REPUBLIKA.CO.ID, JAKARTA - Dugaan pemalsuan dokumen keputusan Mahkamah Konstitusi tentang penetapan kursi anggota DPR ditanggapi serius DPR. Komisi II siap melakukan konsyinyering dengan KPU dan Bawaslu sebelum memutuskan membentuk panitia kerja (panja) untuk menginvestigasi persoalan tersebut.
Pembentukan panja terutama dilatarbelakangi laporan Ketua MK, Mahfud MD kepada kepolisian atas dugaan pemalsuan dokumen MK yang dilakukan oleh mantan komisioner KPU, Andi Nurpati. "Minggu depan kami jadwalkan bertemu KPU dan Bawaslu," ujar Ketua Komisi II, Chairuman Harahap.
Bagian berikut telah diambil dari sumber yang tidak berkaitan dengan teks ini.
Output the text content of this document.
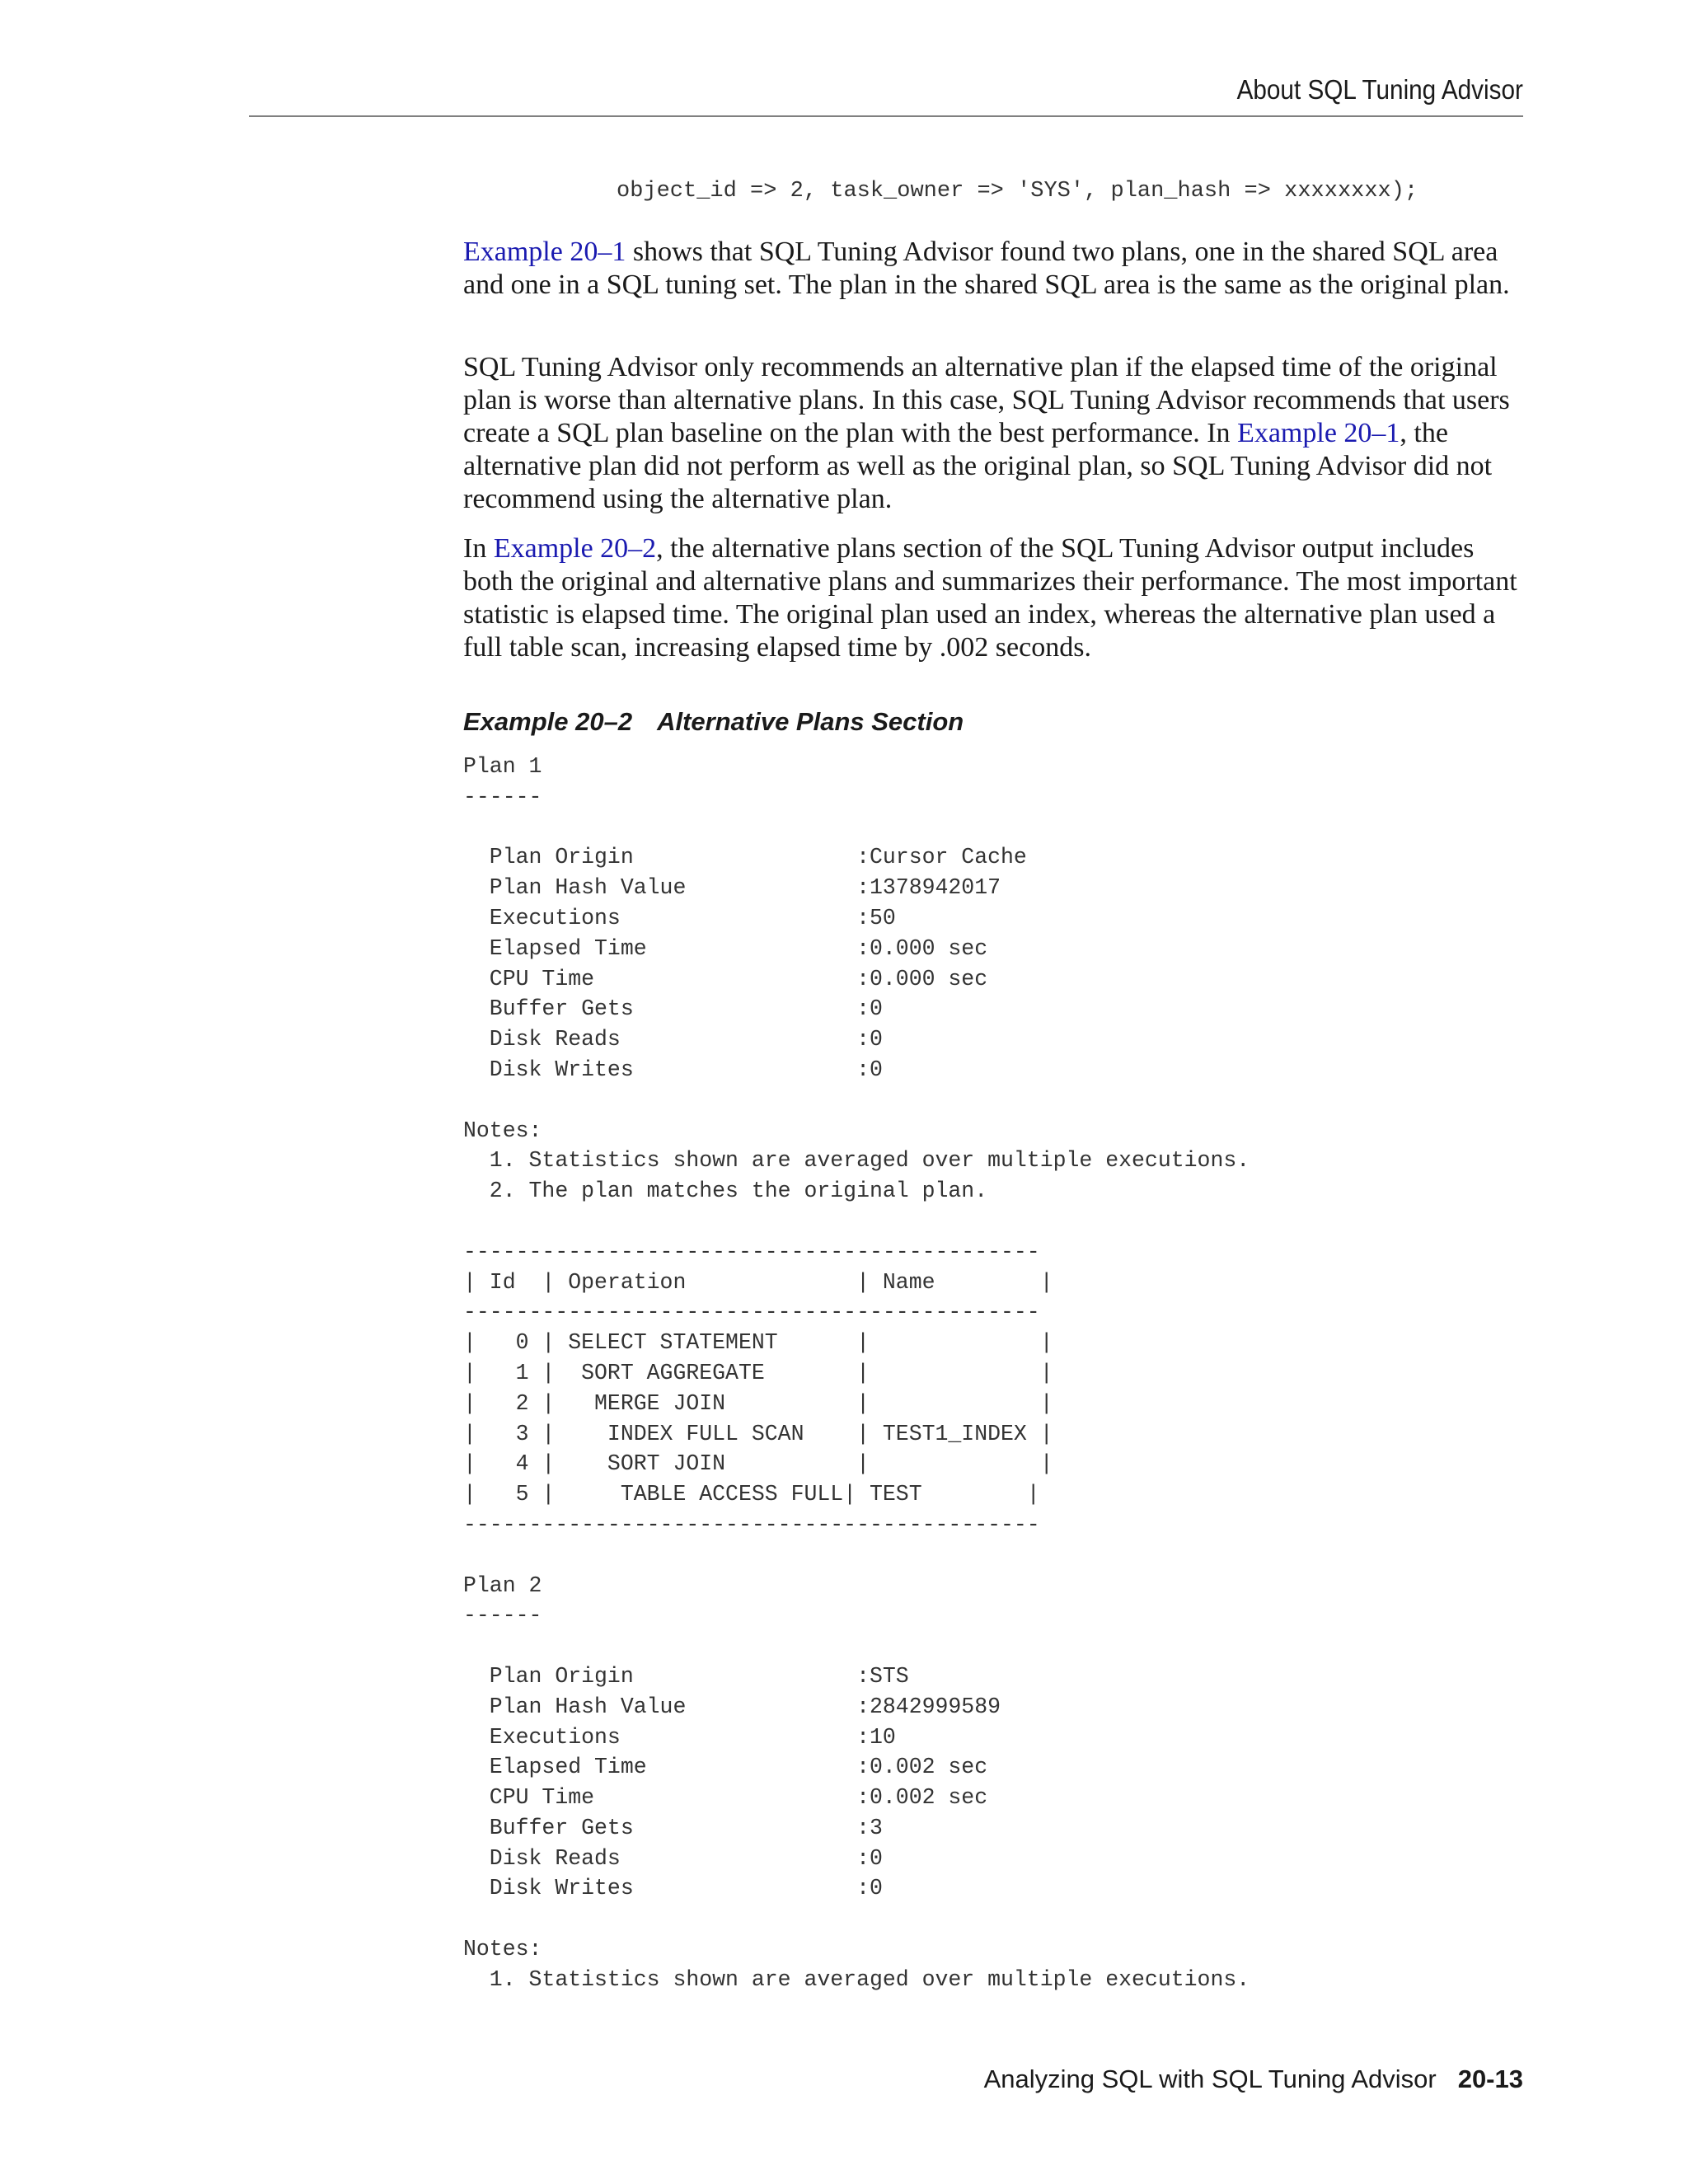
About SQL Tuning Advisor
object_id => 2, task_owner => 'SYS', plan_hash => xxxxxxxx);

Example 20–1 shows that SQL Tuning Advisor found two plans, one in the shared SQL area and one in a SQL tuning set. The plan in the shared SQL area is the same as the original plan.

SQL Tuning Advisor only recommends an alternative plan if the elapsed time of the original plan is worse than alternative plans. In this case, SQL Tuning Advisor recommends that users create a SQL plan baseline on the plan with the best performance. In Example 20–1, the alternative plan did not perform as well as the original plan, so SQL Tuning Advisor did not recommend using the alternative plan.

In Example 20–2, the alternative plans section of the SQL Tuning Advisor output includes both the original and alternative plans and summarizes their performance. The most important statistic is elapsed time. The original plan used an index, whereas the alternative plan used a full table scan, increasing elapsed time by .002 seconds.

Example 20–2 Alternative Plans Section
Plan 1
------

Plan Origin                 :Cursor Cache
Plan Hash Value             :1378942017
Executions                  :50
Elapsed Time                :0.000 sec
CPU Time                    :0.000 sec
Buffer Gets                 :0
Disk Reads                  :0
Disk Writes                 :0

Notes:
1. Statistics shown are averaged over multiple executions.
2. The plan matches the original plan.

--------------------------------------------
| Id  | Operation             | Name        |
--------------------------------------------
|   0 | SELECT STATEMENT      |             |
|   1 |  SORT AGGREGATE       |             |
|   2 |   MERGE JOIN          |             |
|   3 |    INDEX FULL SCAN    | TEST1_INDEX |
|   4 |    SORT JOIN          |             |
|   5 |     TABLE ACCESS FULL| TEST        |
--------------------------------------------

Plan 2
------

Plan Origin                 :STS
Plan Hash Value             :2842999589
Executions                  :10
Elapsed Time                :0.002 sec
CPU Time                    :0.002 sec
Buffer Gets                 :3
Disk Reads                  :0
Disk Writes                 :0

Notes:
1. Statistics shown are averaged over multiple executions.
Analyzing SQL with SQL Tuning Advisor 20-13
Selain Andi Nurpati, yang kini menjabat sebagai Ketua Divisi Komunikasi dan Informasi Partai Demokrat, panja juga akan meminta keterangan dari seluruh anggota KPU yang masih aktif. Laporan MK ke Kepolisian, kata Chairuman, akan menjadi titik tolak bagi panja untuk memulai penyelidikan.
Chairuman menjanjikan panja Andi Nupati akan membuka kebenaran atas polemik pemalsuan dokumen ini. Panja juga akan mencari tahu mekanisme yang dimiliki KPU dalam penetapan anggota dewan karena beberapa kali perubahan keputusan yang dilakukan KPU sangat rawan konflik.
Dugaan pemalsuan dokumen MK oleh Andi Nurpati terjadi pada Agustus 2009 lalu. Pada 14 Agustus 2010, KPU mengirimkan surat kepada MK untuk menanyakan pemilik kursi DPR di Dapil Sulsel, antara Dewi Yasin Limpo dari Hanura dengan Mestariyani Habie dari Gerindra.
MK kemudian mengirimkan jawaban tertulis dengan nomor surat 112/PAN MK/2009. Isinya, pemilik kursi yang ditanyakan jatuh kepada Mestariyani Habie.
Tetapi, KPU ternyata telah menjatuhkan putusan bahwa kursi tersebut diberikan kepada Dewi Yasin Limpo. Putusan ini, versi KPU, didasarkan pada surat jawaban MK tertanggal 14 Agustus, tiga hari sebelum jawaban asli MK kepada KPU.
Keputusan ini membuat MK mengecek surat tanggal 14 Agustus yang dimaksud KPU, dan membandingkannya dengan surat yang benar-benar MK kirimkan pada 17 Agustus. Hasilnya, MK menyatakan surat 14 Agustus yang dijadikan dasar penetapan kursi bagi Dewi Yasin Limpo adalah palsu.
Andi Nurpati diduga sebagai pihak yang memalsukan karena merupakan orang yang membawa faks yang dikatakan sebagai surat jawaban MK 14 Agustus. Padahal, Andi jugalah yang mengambil surat 17 Agustus yang diambilnya langsung ke Gedung MK, yang ternyata tidak disampaikan ke rapat KPU.